Perludem: Sebaiknya Jadwal Pilkada Dinormalkan pada 2022 dan 2023
loading...
A
A
A
JAKARTA - Polemik mengenai pelaksanaan pilkada serentak 2022 masih terus berlangsung. Seperti diketahui sebanyak 101 kepala daerah dengan 9 provinsi, salah satunya DKI Jakarta. Pada tahun itu masa jabatan gubernur dan wakil gubernur ibu kota akan habis .
Tetapi sesuai manat Undang-Undang Nomor 10 Tahun 2016, Komisi Pemilihan Umum (KPU) menyatakan bakal melaksakan pilkada serentak pada November 2024. Sementara DPR yang berencana merevisi UU juga belum memutuskan soal jadwal penyelenggaraan Pilkada Serentak.
Direktur Ekekutif Perludem Khoirunnisa Nur Agustyati berpendapat sebaiknya jadwal pilkada serentak dikembalikan alias dinormalkan, yaitu tahun 2022.
"Kalau menurut kami memang sebaiknya perlu ada normalisasi jadwal Pilkada. Jadi tetap perlu ada Pilkada di tahun 2022 dan 2023," ujar Khoirunnisa saat dikonfirmasi, Kamis (28/1/2021).
(Baca: Alasan PDIP Kenapa Pilkada Serentak Dilaksanakan 2024)
Ia berasalan, pada tahun 2024 akan ada agenda Pemilu nasional.
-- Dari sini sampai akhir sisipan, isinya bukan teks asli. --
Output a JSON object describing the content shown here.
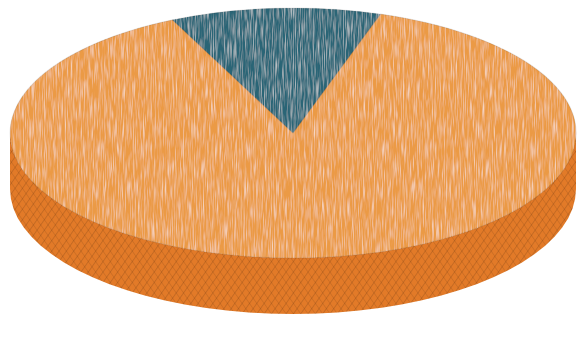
{
  "chart_data": {
    "type": "pie",
    "style": "3d-hand-drawn",
    "title": "",
    "legend": "none",
    "slices": [
      {
        "label": "",
        "value": 88,
        "color": "#eb9a45",
        "side_color": "#e27a28"
      },
      {
        "label": "",
        "value": 12,
        "color": "#2c6576",
        "side_color": "#1d4a58"
      }
    ]
  }
}
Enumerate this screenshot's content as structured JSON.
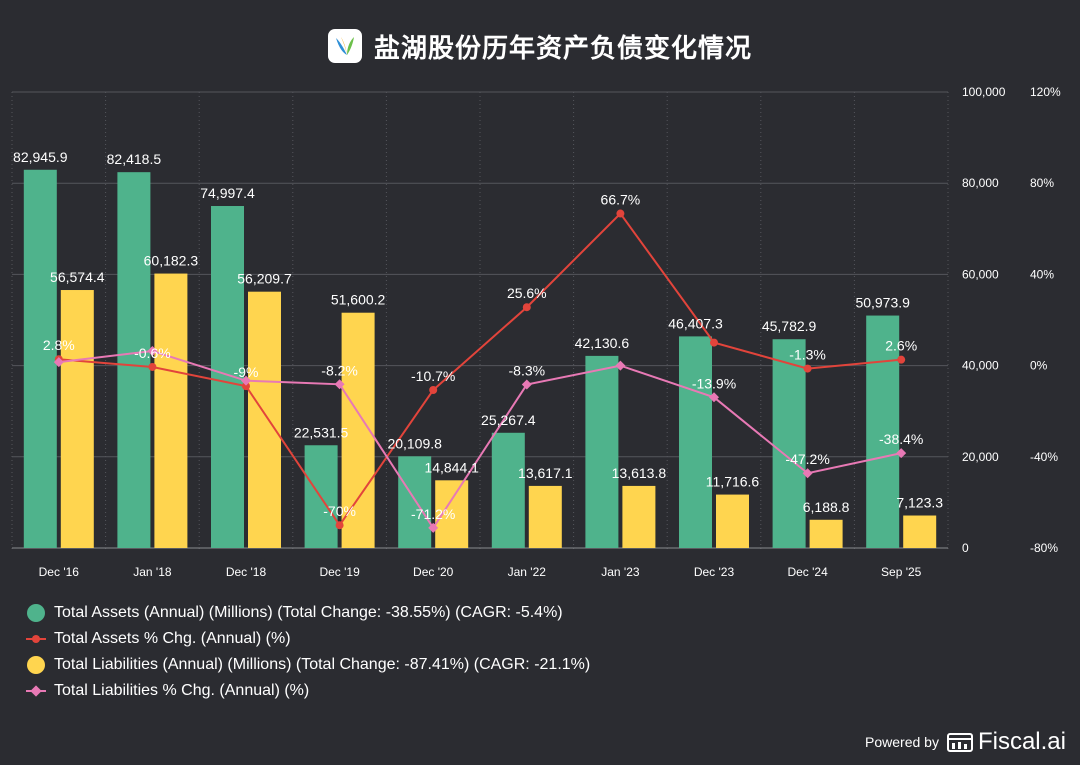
{
  "title": "盐湖股份历年资产负债变化情况",
  "footer": {
    "powered_by": "Powered by",
    "brand": "Fiscal.ai"
  },
  "colors": {
    "background": "#2b2c31",
    "assets_bar": "#4fb38c",
    "liabilities_bar": "#ffd54f",
    "assets_pct_line": "#e2443b",
    "liabilities_pct_line": "#e879b5",
    "grid": "#55565c"
  },
  "chart_data": {
    "type": "bar",
    "categories": [
      "Dec '16",
      "Jan '18",
      "Dec '18",
      "Dec '19",
      "Dec '20",
      "Jan '22",
      "Jan '23",
      "Dec '23",
      "Dec '24",
      "Sep '25"
    ],
    "left_axis": {
      "ticks": [
        "100,000",
        "80,000",
        "60,000",
        "40,000",
        "20,000",
        "0"
      ],
      "ylim": [
        0,
        100000
      ]
    },
    "right_axis": {
      "ticks": [
        "120%",
        "80%",
        "40%",
        "0%",
        "-40%",
        "-80%"
      ],
      "ylim": [
        -80,
        120
      ]
    },
    "grid": true,
    "legend_position": "bottom-left",
    "series": [
      {
        "name": "Total Assets (Annual) (Millions) (Total Change: -38.55%) (CAGR: -5.4%)",
        "kind": "bar",
        "axis": "left",
        "values": [
          82945.9,
          82418.5,
          74997.4,
          22531.5,
          20109.8,
          25267.4,
          42130.6,
          46407.3,
          45782.9,
          50973.9
        ],
        "labels": [
          "82,945.9",
          "82,418.5",
          "74,997.4",
          "22,531.5",
          "20,109.8",
          "25,267.4",
          "42,130.6",
          "46,407.3",
          "45,782.9",
          "50,973.9"
        ]
      },
      {
        "name": "Total Assets % Chg. (Annual) (%)",
        "kind": "line",
        "axis": "right",
        "values": [
          2.8,
          -0.6,
          -9,
          -70,
          -10.7,
          25.6,
          66.7,
          10.1,
          -1.3,
          2.6
        ],
        "labels": [
          "2.8%",
          "-0.6%",
          "-9%",
          "-70%",
          "-10.7%",
          "25.6%",
          "66.7%",
          "",
          "-1.3%",
          "2.6%"
        ]
      },
      {
        "name": "Total Liabilities (Annual) (Millions) (Total Change: -87.41%) (CAGR: -21.1%)",
        "kind": "bar",
        "axis": "left",
        "values": [
          56574.4,
          60182.3,
          56209.7,
          51600.2,
          14844.1,
          13617.1,
          13613.8,
          11716.6,
          6188.8,
          7123.3
        ],
        "labels": [
          "56,574.4",
          "60,182.3",
          "56,209.7",
          "51,600.2",
          "14,844.1",
          "13,617.1",
          "13,613.8",
          "11,716.6",
          "6,188.8",
          "7,123.3"
        ]
      },
      {
        "name": "Total Liabilities % Chg. (Annual) (%)",
        "kind": "line",
        "axis": "right",
        "values": [
          1.5,
          6.4,
          -6.6,
          -8.2,
          -71.2,
          -8.3,
          0,
          -13.9,
          -47.2,
          -38.4
        ],
        "labels": [
          "",
          "",
          "",
          "-8.2%",
          "-71.2%",
          "-8.3%",
          "",
          "-13.9%",
          "-47.2%",
          "-38.4%"
        ]
      }
    ]
  }
}
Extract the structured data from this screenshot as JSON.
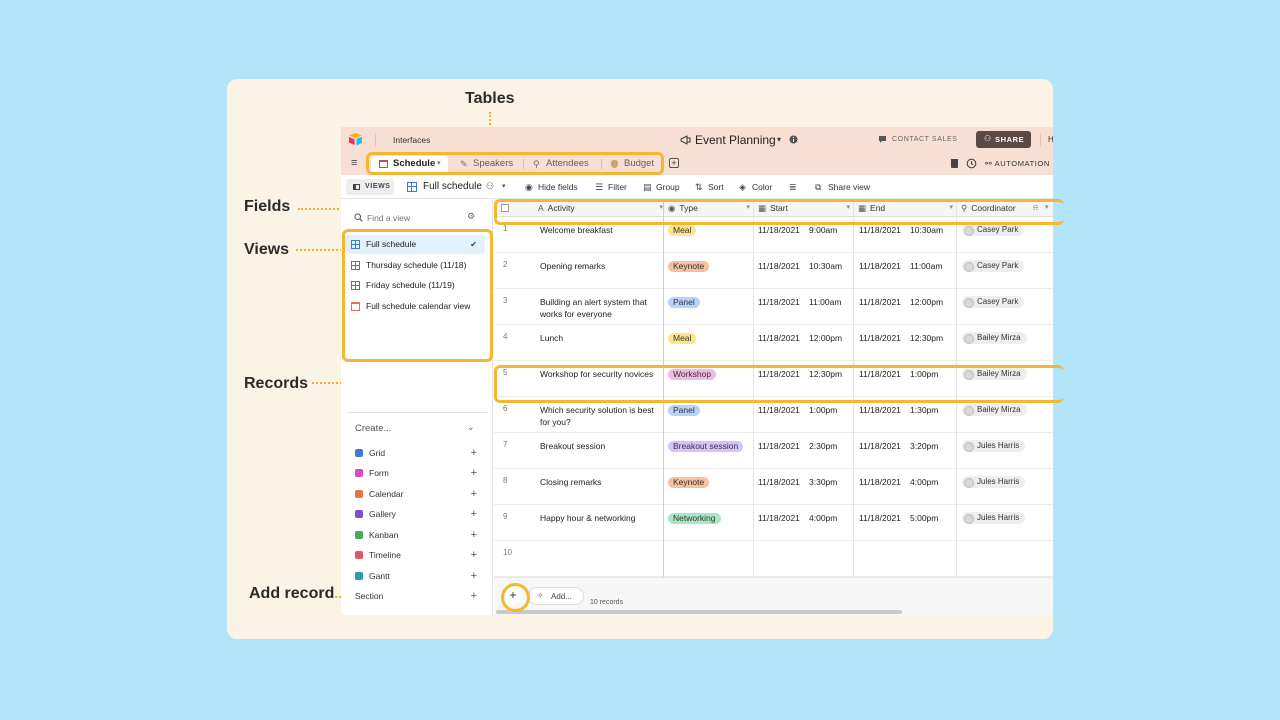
{
  "callouts": {
    "tables": "Tables",
    "fields": "Fields",
    "views": "Views",
    "records": "Records",
    "add_record": "Add record"
  },
  "app": {
    "interfaces": "Interfaces",
    "base_title": "Event Planning",
    "contact_sales": "CONTACT SALES",
    "share": "SHARE",
    "automations": "AUTOMATION",
    "help_initial": "H"
  },
  "tables": [
    {
      "label": "Schedule",
      "active": true
    },
    {
      "label": "Speakers"
    },
    {
      "label": "Attendees"
    },
    {
      "label": "Budget"
    }
  ],
  "toolbar": {
    "views": "VIEWS",
    "current_view": "Full schedule",
    "hide_fields": "Hide fields",
    "filter": "Filter",
    "group": "Group",
    "sort": "Sort",
    "color": "Color",
    "share_view": "Share view"
  },
  "sidebar": {
    "find_placeholder": "Find a view",
    "views": [
      {
        "label": "Full schedule",
        "active": true
      },
      {
        "label": "Thursday schedule (11/18)"
      },
      {
        "label": "Friday schedule (11/19)"
      },
      {
        "label": "Full schedule calendar view"
      }
    ],
    "create_label": "Create...",
    "create_items": [
      {
        "label": "Grid",
        "color": "#3a7bd5"
      },
      {
        "label": "Form",
        "color": "#d94bb6"
      },
      {
        "label": "Calendar",
        "color": "#e8734a"
      },
      {
        "label": "Gallery",
        "color": "#7a4fd8"
      },
      {
        "label": "Kanban",
        "color": "#3fae54"
      },
      {
        "label": "Timeline",
        "color": "#e0566a"
      },
      {
        "label": "Gantt",
        "color": "#2b9fa8"
      }
    ],
    "section_label": "Section"
  },
  "grid": {
    "columns": [
      "Activity",
      "Type",
      "Start",
      "End",
      "Coordinator"
    ],
    "rows": [
      {
        "num": "1",
        "activity": "Welcome breakfast",
        "type": "Meal",
        "type_color": "#fde68a",
        "start_date": "11/18/2021",
        "start_time": "9:00am",
        "end_date": "11/18/2021",
        "end_time": "10:30am",
        "coordinator": "Casey Park"
      },
      {
        "num": "2",
        "activity": "Opening remarks",
        "type": "Keynote",
        "type_color": "#f8c0a0",
        "start_date": "11/18/2021",
        "start_time": "10:30am",
        "end_date": "11/18/2021",
        "end_time": "11:00am",
        "coordinator": "Casey Park"
      },
      {
        "num": "3",
        "activity": "Building an alert system that works for everyone",
        "type": "Panel",
        "type_color": "#b8d2fb",
        "start_date": "11/18/2021",
        "start_time": "11:00am",
        "end_date": "11/18/2021",
        "end_time": "12:00pm",
        "coordinator": "Casey Park"
      },
      {
        "num": "4",
        "activity": "Lunch",
        "type": "Meal",
        "type_color": "#fde68a",
        "start_date": "11/18/2021",
        "start_time": "12:00pm",
        "end_date": "11/18/2021",
        "end_time": "12:30pm",
        "coordinator": "Bailey Mirza"
      },
      {
        "num": "5",
        "activity": "Workshop for security novices",
        "type": "Workshop",
        "type_color": "#f3b8e6",
        "start_date": "11/18/2021",
        "start_time": "12:30pm",
        "end_date": "11/18/2021",
        "end_time": "1:00pm",
        "coordinator": "Bailey Mirza"
      },
      {
        "num": "6",
        "activity": "Which security solution is best for you?",
        "type": "Panel",
        "type_color": "#b8d2fb",
        "start_date": "11/18/2021",
        "start_time": "1:00pm",
        "end_date": "11/18/2021",
        "end_time": "1:30pm",
        "coordinator": "Bailey Mirza"
      },
      {
        "num": "7",
        "activity": "Breakout session",
        "type": "Breakout session",
        "type_color": "#d7c4f7",
        "start_date": "11/18/2021",
        "start_time": "2:30pm",
        "end_date": "11/18/2021",
        "end_time": "3:20pm",
        "coordinator": "Jules Harris"
      },
      {
        "num": "8",
        "activity": "Closing remarks",
        "type": "Keynote",
        "type_color": "#f8c0a0",
        "start_date": "11/18/2021",
        "start_time": "3:30pm",
        "end_date": "11/18/2021",
        "end_time": "4:00pm",
        "coordinator": "Jules Harris"
      },
      {
        "num": "9",
        "activity": "Happy hour & networking",
        "type": "Networking",
        "type_color": "#a9e6c6",
        "start_date": "11/18/2021",
        "start_time": "4:00pm",
        "end_date": "11/18/2021",
        "end_time": "5:00pm",
        "coordinator": "Jules Harris"
      },
      {
        "num": "10"
      }
    ],
    "add_label": "Add...",
    "record_count": "10 records"
  },
  "colors": {
    "highlight": "#f5b731",
    "header_bg": "#f7dfd3",
    "share_button": "#5a4a45"
  }
}
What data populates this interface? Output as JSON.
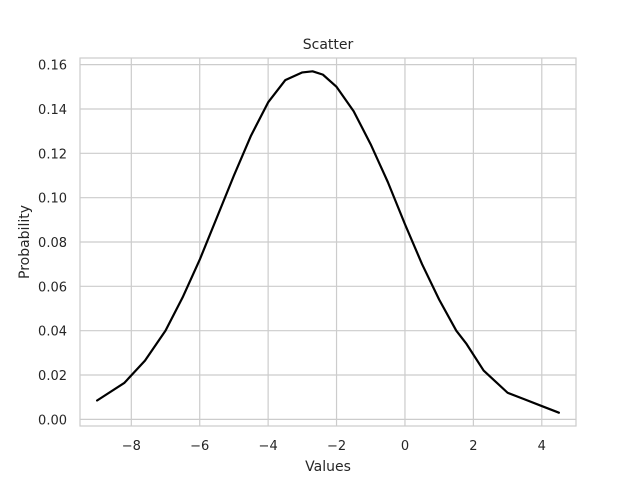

Bila pilkada juga diselenggarakan di tahun yang sama, akan berimplikasi pada proses penyelenggaran yang kompleks.
"Walaupun penyelenggaraan Pemilu nasional dan Pilkada tidak diselenggarakan di hari yang sama tetapi pasti tahapannya akan berhimpitan," jelas dia.
Khoirunnisa menambahkan, draf RUU Pemilu telah mewacanakan untuk mengubah desain keserentakan Pemilu menjadi pemilu nasional seperti pemilihan Presiden, DPR, DPD. Kemudian, Pilkada serantak seperti pemilihan gubernur, bupati/wali kota, dan DPRD. "Sehigga perlu ada penyesuaian jadwal Pilkada kita sehingga perlu ada normalisasi jadwal Pikada," tandasnya.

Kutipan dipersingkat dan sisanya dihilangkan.